I think the lecturer that you link to did himself a disservice by mentioning the concept of a centripetal force.
That's unpractical in the following sense: while it is true that whenever there is a centripetal force the resulting motion is curvilinear, there is logically no reason to reverse the causal relation and posit: Here we notice a curvilinear motion, let's attribute that to a centripetal force.
I recommend that you drop the idea of attributing the air flow to some centripetal force.
About wing lift
The particular cross section of a wing is good for efficiency, but simpler shapes can produce lift too.
In most cases optimizing for fuel efficiency is the way to go.
There is one class of aircraft where the wings are not optimized for fuel efficiency, but for versatility: aircrafts that are built for aerobatics.
For aerobatics performance you want wings that can readily produce lift both when they are right side up and when they are upside down.
Aerobatics aircraft wings are very flat; if the top of the wings would be curved like normal wings then flying upside down would be more difficult. The wings are almost like flat boards. Those wings will certainly leave a lot of turbulance in their wake, which of course is wasted energy. Normal aircraft wings are designed to minimize energy waste, that is the reason for the shape of the cross section
This demonstrates that the primary mechanism of wings producing lift is the angle of attack. Every wing, be it a normal wing or an aerobatics wing must have an angle of attack in order to produce lift at all.
Of course, understanding angle of attack is very straightforward. For instance, when you are in car traveling at highway speed stick your hand out the window. You feel the lift.

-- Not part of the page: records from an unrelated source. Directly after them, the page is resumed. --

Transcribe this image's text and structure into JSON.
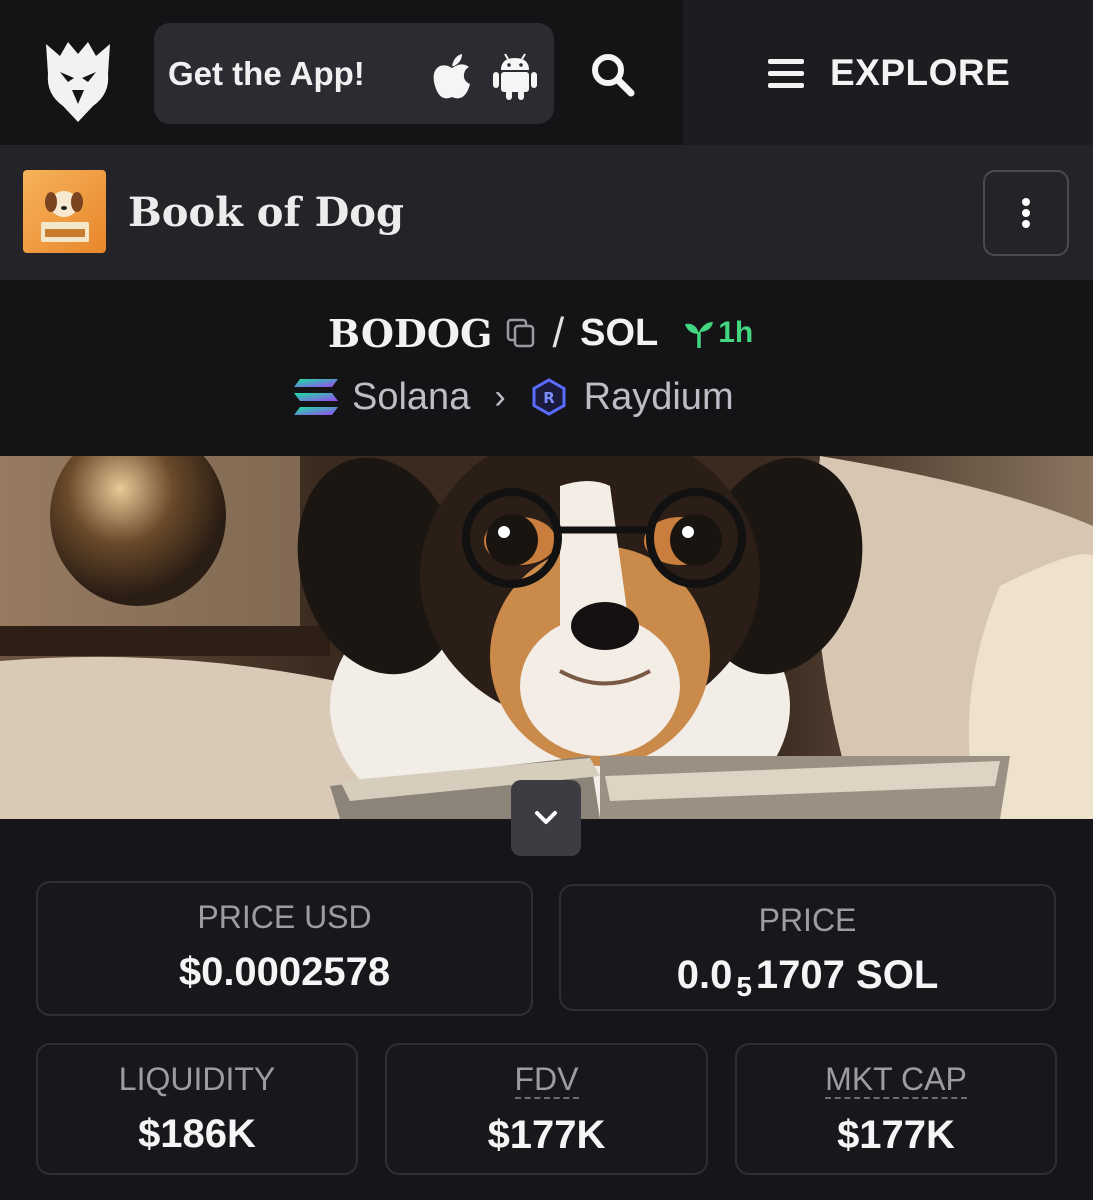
{
  "nav": {
    "app_label": "Get the App!",
    "explore_label": "EXPLORE",
    "icons": [
      "eagle-logo-icon",
      "apple-icon",
      "android-icon",
      "search-icon",
      "hamburger-icon"
    ]
  },
  "token": {
    "name": "Book of Dog",
    "avatar_text": "BODOG"
  },
  "pair": {
    "base": "BODOG",
    "separator": "/",
    "quote": "SOL",
    "age": "1h",
    "chain": "Solana",
    "dex": "Raydium",
    "chain_separator": "›"
  },
  "stats": {
    "price_usd": {
      "label": "PRICE USD",
      "value": "$0.0002578"
    },
    "price": {
      "label": "PRICE",
      "value_prefix": "0.0",
      "value_subscript": "5",
      "value_suffix": "1707 SOL"
    },
    "liquidity": {
      "label": "LIQUIDITY",
      "value": "$186K"
    },
    "fdv": {
      "label": "FDV",
      "value": "$177K"
    },
    "mkt_cap": {
      "label": "MKT CAP",
      "value": "$177K"
    }
  },
  "colors": {
    "background": "#16161a",
    "accent_green": "#42d680",
    "card_border": "#2e2e34",
    "muted_text": "#9c9ca3"
  }
}
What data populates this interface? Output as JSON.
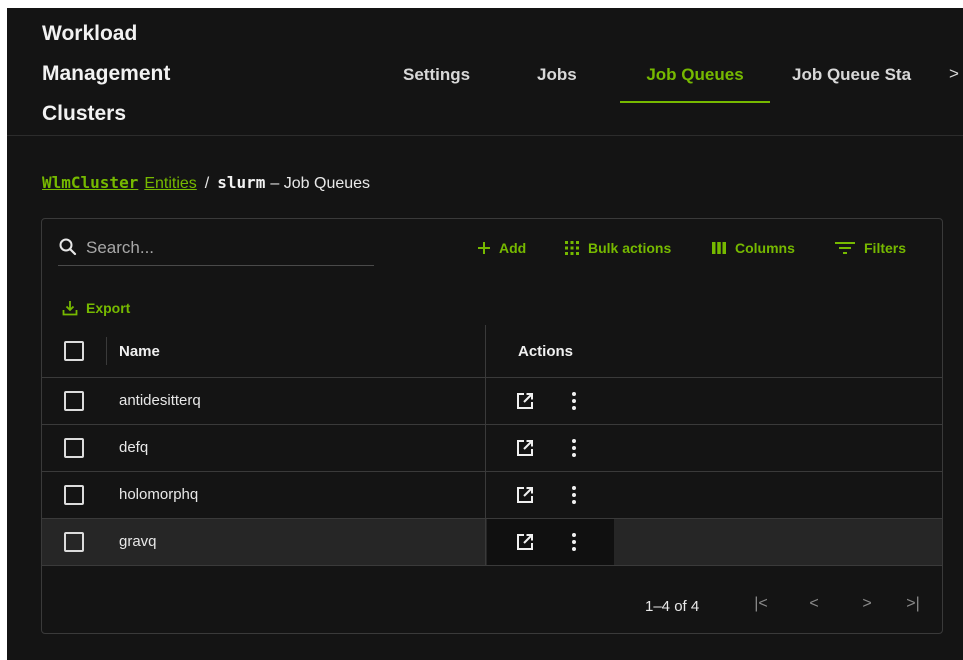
{
  "header": {
    "app_title_lines": [
      "Workload",
      "Management",
      "Clusters"
    ],
    "tabs": [
      {
        "label": "Settings"
      },
      {
        "label": "Jobs"
      },
      {
        "label": "Job Queues"
      },
      {
        "label": "Job Queue Sta"
      }
    ],
    "active_tab": "Job Queues",
    "more_tabs_glyph": ">"
  },
  "breadcrumb": {
    "entity": "WlmCluster",
    "entities_link": "Entities",
    "separator": "/",
    "name": "slurm",
    "suffix": "– Job Queues"
  },
  "toolbar": {
    "search_placeholder": "Search...",
    "add_label": "Add",
    "bulk_actions_label": "Bulk actions",
    "columns_label": "Columns",
    "filters_label": "Filters",
    "export_label": "Export"
  },
  "table": {
    "columns": [
      "Name",
      "Actions"
    ],
    "rows": [
      {
        "name": "antidesitterq"
      },
      {
        "name": "defq"
      },
      {
        "name": "holomorphq"
      },
      {
        "name": "gravq"
      }
    ]
  },
  "pagination": {
    "range_text": "1–4 of 4",
    "first": "|<",
    "prev": "<",
    "next": ">",
    "last": ">|"
  },
  "colors": {
    "accent": "#76b900",
    "background": "#141414",
    "border": "#3a3a3a"
  },
  "icons": [
    "search-icon",
    "plus-icon",
    "grid-dots-icon",
    "columns-icon",
    "filter-icon",
    "export-icon",
    "open-external-icon",
    "more-vertical-icon"
  ]
}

The whole issue of wing lift should always be discussed in terms of the following two separate issues:
- What is it that produces lift: angle of attack
- How do you optimize lift/drag ratio: that requires thorough understanding of aerodynamics
Let me elaborate on the implications of angle of attack. Using the example of a hand sticking out of car window: you hold your hand at an angle such that you try to optimize lift/drag ratio. At that angle of attack two things are happening: compression of the air moving underneath, rarefaction of the air moving over the hand. The compression and the rarefaction are counterparts. While the compression is very palpable the rarefaction is something you will not readily notice. However, the rarefaction is as important, if not more important. As long as the air flow over the hand doesn't become detached it will be deflected downwards, just as the compressed air moving underneath is deflected downwards. If the angle of attack is too large the air flow over the wing does become detached, it becomes turbulent, resulting in catastrophic loss of lift.
A webpage with a description of the design of the Mudry CAP 232 aerobatics aircraft
The Cap wing [... ] uses a symmetrical airfoil cross section [...].
The CAP wing has the same curvature on the top and the bottom
surfaces. [...] this CAP symmetrical wing works equally well whether
the angle of attack is [...] upright or inverted. And the stall speed
is the same both ways. This makes axial rolling more precise.